The console port is not flawless though, apart from the technical hiccups the interface is an awkward recreation of the PC, where you click the left stick to bring up a cursor you use to select instruments and use the menu. We also wish you could access the World Map while you’re flying, but you’re only given a little 8-bit map – presumably what real pilots have to put up with – and instead you’re encouraged to learn to navigate by using headings, time estimates, and landmarks (there’s a whole section of the training mode dedicated to such things).

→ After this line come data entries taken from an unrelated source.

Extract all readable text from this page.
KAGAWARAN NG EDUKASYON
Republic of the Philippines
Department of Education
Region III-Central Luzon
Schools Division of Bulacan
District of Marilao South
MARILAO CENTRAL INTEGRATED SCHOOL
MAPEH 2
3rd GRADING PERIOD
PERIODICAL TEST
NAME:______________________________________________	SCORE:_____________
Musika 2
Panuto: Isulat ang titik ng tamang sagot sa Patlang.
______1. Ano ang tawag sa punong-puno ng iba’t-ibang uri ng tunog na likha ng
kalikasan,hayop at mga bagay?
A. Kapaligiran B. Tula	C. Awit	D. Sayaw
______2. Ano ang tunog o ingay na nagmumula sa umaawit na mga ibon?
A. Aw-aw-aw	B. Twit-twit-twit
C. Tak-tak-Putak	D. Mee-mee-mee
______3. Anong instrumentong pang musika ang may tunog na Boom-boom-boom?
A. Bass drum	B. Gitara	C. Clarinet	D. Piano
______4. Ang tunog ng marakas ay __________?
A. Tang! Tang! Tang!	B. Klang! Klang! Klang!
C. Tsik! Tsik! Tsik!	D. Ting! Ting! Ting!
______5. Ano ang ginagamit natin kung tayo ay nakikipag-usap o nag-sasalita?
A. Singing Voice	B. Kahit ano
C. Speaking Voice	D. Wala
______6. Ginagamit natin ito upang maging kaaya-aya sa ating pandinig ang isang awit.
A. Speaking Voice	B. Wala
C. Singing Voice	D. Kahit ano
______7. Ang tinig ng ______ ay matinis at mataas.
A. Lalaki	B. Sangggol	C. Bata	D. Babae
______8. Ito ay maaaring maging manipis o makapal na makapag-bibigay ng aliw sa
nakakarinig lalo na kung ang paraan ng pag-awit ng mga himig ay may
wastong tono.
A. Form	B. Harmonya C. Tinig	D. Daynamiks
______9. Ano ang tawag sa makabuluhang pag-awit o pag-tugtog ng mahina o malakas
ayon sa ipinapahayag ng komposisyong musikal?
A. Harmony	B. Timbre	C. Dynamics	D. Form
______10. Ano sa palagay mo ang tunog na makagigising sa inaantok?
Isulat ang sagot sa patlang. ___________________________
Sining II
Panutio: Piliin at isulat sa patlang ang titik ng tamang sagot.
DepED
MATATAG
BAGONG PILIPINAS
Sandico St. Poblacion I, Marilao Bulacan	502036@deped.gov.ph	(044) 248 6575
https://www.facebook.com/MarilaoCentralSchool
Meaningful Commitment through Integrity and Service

Compatibility with flightsticks is also unexpectedly flaky. Thrustmaster sent us a T.Flight Full Kit X (basically a joystick, throttle, and pedals) to try out at the same and while it was detected and acknowledged the implementation, especially in terms of menus, it was so inconsistent we almost gave up. We’ll review the T.Flight separately, as it works great with Star Wars: Squadrons and we wanted to make sure this review used only a standard controller – which is all you really need.
It’s also important to note that you don’t need any prior interest or knowledge of aircraft to enjoy yourself. That enjoyment may only last for a few days, but as new DLC is released this is likely to be something you’ll keep coming back to on Game Pass, if only to show off to other people what the current pinnacle in console graphics looks like.